Depois de um dia cheio, que começa às 7h30min, nem sempre Clara tem forças para uma sessão noturna de trabalho. Dorme cedo, com as filhas, que pegam no sono cada uma agarrada em uma mamadeira. Bibiana ainda mama no peito, o que faz com que a mãe tenha de se levantar durante a madrugada. Levar as cinco para qualquer atividade do lado de fora é uma aventura: Bibiana e Natália no carrinho e Isadora correndo atrás, Redenção afora ou pelo shopping.
- Com cinco filhas, quando uma pára, quatro se mexem - diverte-se. - É um evento, mas já não acho tão complicado.

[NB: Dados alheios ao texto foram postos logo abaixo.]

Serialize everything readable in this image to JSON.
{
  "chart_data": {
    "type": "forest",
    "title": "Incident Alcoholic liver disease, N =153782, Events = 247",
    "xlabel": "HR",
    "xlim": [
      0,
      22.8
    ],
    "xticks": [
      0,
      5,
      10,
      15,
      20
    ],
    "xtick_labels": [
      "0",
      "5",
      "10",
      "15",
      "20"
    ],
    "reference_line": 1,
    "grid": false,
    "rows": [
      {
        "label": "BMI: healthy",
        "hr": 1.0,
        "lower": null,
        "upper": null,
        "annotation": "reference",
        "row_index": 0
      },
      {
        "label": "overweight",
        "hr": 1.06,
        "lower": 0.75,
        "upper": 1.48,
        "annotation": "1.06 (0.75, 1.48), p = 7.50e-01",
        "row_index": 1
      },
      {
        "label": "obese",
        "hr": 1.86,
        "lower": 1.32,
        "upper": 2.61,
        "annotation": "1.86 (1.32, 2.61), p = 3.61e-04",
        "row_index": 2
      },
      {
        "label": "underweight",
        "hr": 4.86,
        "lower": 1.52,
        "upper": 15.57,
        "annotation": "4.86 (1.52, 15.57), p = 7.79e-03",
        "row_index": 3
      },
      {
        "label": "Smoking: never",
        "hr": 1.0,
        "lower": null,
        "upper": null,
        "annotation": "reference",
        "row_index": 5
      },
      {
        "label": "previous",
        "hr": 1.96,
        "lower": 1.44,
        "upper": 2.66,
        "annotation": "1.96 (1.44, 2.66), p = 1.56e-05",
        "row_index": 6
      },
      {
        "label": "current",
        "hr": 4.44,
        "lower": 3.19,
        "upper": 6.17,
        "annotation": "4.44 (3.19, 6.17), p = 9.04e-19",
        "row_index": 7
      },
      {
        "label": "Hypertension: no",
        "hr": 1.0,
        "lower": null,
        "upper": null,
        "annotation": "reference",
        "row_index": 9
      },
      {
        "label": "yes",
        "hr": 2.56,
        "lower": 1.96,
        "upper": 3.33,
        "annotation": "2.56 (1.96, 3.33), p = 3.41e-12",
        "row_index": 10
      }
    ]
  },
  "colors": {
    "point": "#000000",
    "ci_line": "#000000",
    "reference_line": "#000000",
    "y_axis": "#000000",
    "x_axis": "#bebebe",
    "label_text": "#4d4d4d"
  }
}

Desentendimentos acontecem,
e as brigas são em duplas, divididas por faixa
etária e interesses: Antônia e Sofia, Isadora e Natália. Só Bibiana ainda fica de fora, por não ter um par com que implicar e ser ainda muito pequena. A equação faz sentido para cada uma delas e justifica alguma dose de ciúme: a mãe precisa dividir atenção e carinho por cinco.
- Todas elas acham que eu gosto mais das outras - brinca Clara.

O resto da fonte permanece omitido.